For years Carillon had been aggressively bidding for contracts both in the UK and internationally. This led to their contracts having extremely small profit margins which quickly became loss-making if any delays or repairs were needed. Despite this frequently taking place, no change to the bidding strategy was implemented. It was also found that they had significantly over-traded, and greatly over-extended themselves with the number of contracts they took on.
Carillion hid these financial stresses from the market for years, encouraging fresh contracts and investor confidence. They were found to have excessively used reverse factoring to pay suppliers and had neglected to pay into their pension scheme. They were forced to take on new contracts to pay off debts incurred from previous loss-making projects. This led to Carillion reducing the value of their outstanding projects by over £1 billion in July 2017 and their share price fell by 70%.
In December 2017, Carillion managed to persuade creditors to give them more time to pay debts but with banks unwilling to lend any more cash, it eventually collapsed in January 2018. At the time of its liquidation, Carillion had debts of over £1.5 billion.
Upon Carillion’s collapse, the government was forced to step in and fund the key services that they provided. Work on all ongoing projects ceased, many of which were important pieces of infrastructure. It is estimated that the cost to the UK taxpayer was around £180 million.
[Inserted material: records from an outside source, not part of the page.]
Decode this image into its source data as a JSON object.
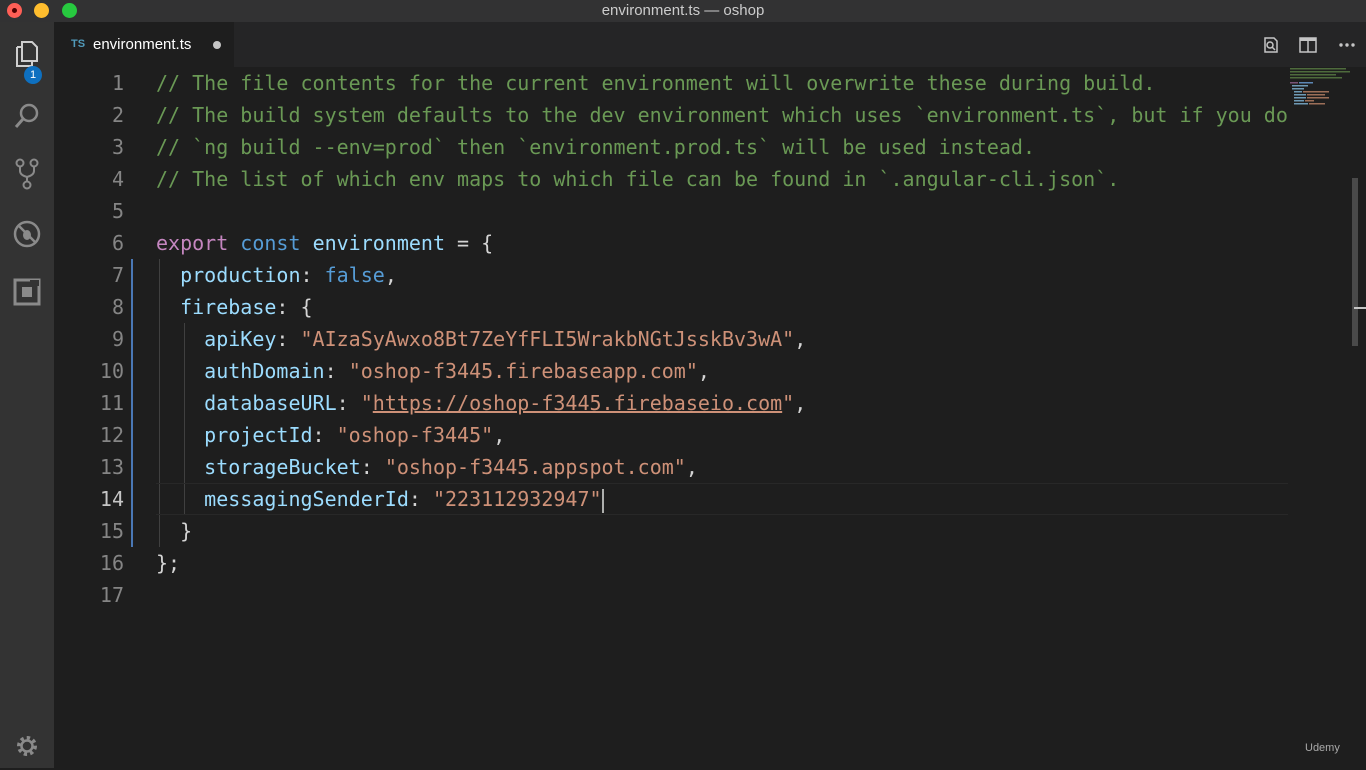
{
  "window": {
    "title": "environment.ts — oshop"
  },
  "activity_bar": {
    "items": [
      {
        "name": "explorer",
        "icon": "files-icon",
        "badge": "1"
      },
      {
        "name": "search",
        "icon": "search-icon"
      },
      {
        "name": "source-control",
        "icon": "source-control-icon"
      },
      {
        "name": "debug",
        "icon": "debug-icon"
      },
      {
        "name": "extensions",
        "icon": "extensions-icon"
      }
    ],
    "settings_icon": "gear-icon"
  },
  "tab": {
    "lang_badge": "TS",
    "filename": "environment.ts",
    "modified": true
  },
  "toolbar": {
    "icons": [
      "open-preview-icon",
      "split-editor-icon",
      "more-actions-icon"
    ]
  },
  "editor": {
    "line_numbers": [
      "1",
      "2",
      "3",
      "4",
      "5",
      "6",
      "7",
      "8",
      "9",
      "10",
      "11",
      "12",
      "13",
      "14",
      "15",
      "16",
      "17"
    ],
    "lines": [
      "// The file contents for the current environment will overwrite these during build.",
      "// The build system defaults to the dev environment which uses `environment.ts`, but if you do",
      "// `ng build --env=prod` then `environment.prod.ts` will be used instead.",
      "// The list of which env maps to which file can be found in `.angular-cli.json`.",
      "",
      "export const environment = {",
      "  production: false,",
      "  firebase: {",
      "    apiKey: \"AIzaSyAwxo8Bt7ZeYfFLI5WrakbNGtJsskBv3wA\",",
      "    authDomain: \"oshop-f3445.firebaseapp.com\",",
      "    databaseURL: \"https://oshop-f3445.firebaseio.com\",",
      "    projectId: \"oshop-f3445\",",
      "    storageBucket: \"oshop-f3445.appspot.com\",",
      "    messagingSenderId: \"223112932947\"",
      "  }",
      "};",
      ""
    ],
    "tokens": {
      "l6_export": "export",
      "l6_const": "const",
      "l6_var": "environment",
      "l6_rest": " = {",
      "l7_prop": "production",
      "l7_colon": ": ",
      "l7_val": "false",
      "l7_end": ",",
      "l8_prop": "firebase",
      "l8_rest": ": {",
      "l9_prop": "apiKey",
      "l9_val": "\"AIzaSyAwxo8Bt7ZeYfFLI5WrakbNGtJsskBv3wA\"",
      "l10_prop": "authDomain",
      "l10_val": "\"oshop-f3445.firebaseapp.com\"",
      "l11_prop": "databaseURL",
      "l11_q1": "\"",
      "l11_url": "https://oshop-f3445.firebaseio.com",
      "l11_q2": "\"",
      "l12_prop": "projectId",
      "l12_val": "\"oshop-f3445\"",
      "l13_prop": "storageBucket",
      "l13_val": "\"oshop-f3445.appspot.com\"",
      "l14_prop": "messagingSenderId",
      "l14_val": "\"223112932947\"",
      "l15": "}",
      "l16": "};",
      "colon": ": ",
      "comma": ","
    }
  },
  "watermark": "Udemy",
  "colors": {
    "comment": "#6a9955",
    "keyword": "#c586c0",
    "storage": "#569cd6",
    "variable": "#9cdcfe",
    "string": "#ce9178"
  }
}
Carillion owed 30,000 suppliers money when it failed, many of them small to medium businesses. These businesses had frequently extended significant lines of credit to the company, after mistakenly believing they were highly stable. Unfortunately, many of these companies were forced into insolvency themselves after losing this income.
At Red Flag Alert we approach data differently, we understand that the risk of failure is the foundation of any accurate credit score. Business failure can happen to any company, regardless of size, and history has shown that multibillion-pound companies can and do fail. Yet traditional credit agencies did not account for this and at the time of Carillion’s failure, it was listed as a strong company with high recommended credit limits. They believed it was too big to fail.
Red Flag Alert uses live financial data when calculating our credit ratings to better pick up on signs of risk within a company. Many of our competitors use a company’s last set of submitted accounts as the basis of their decision-making. This information can be up to 18 months out of date and does not provide adequate forewarning of sudden failure, which large business failure tends to be.
In the case of Carillion, our algorithm had picked up on their declining financials, paired with a rise in CCJs, amongst other things. This helped us determine that the company was no longer able to reliably pay its debt and deemed this to be because they were at risk of collapse. As such, we listed them as a significant credit risk and advised that no credit should be extended. This proves it is imperative for directors to make informed decisions based on real-time information, and that their companies are carrying out sufficient due diligence to avoid exposure to risk.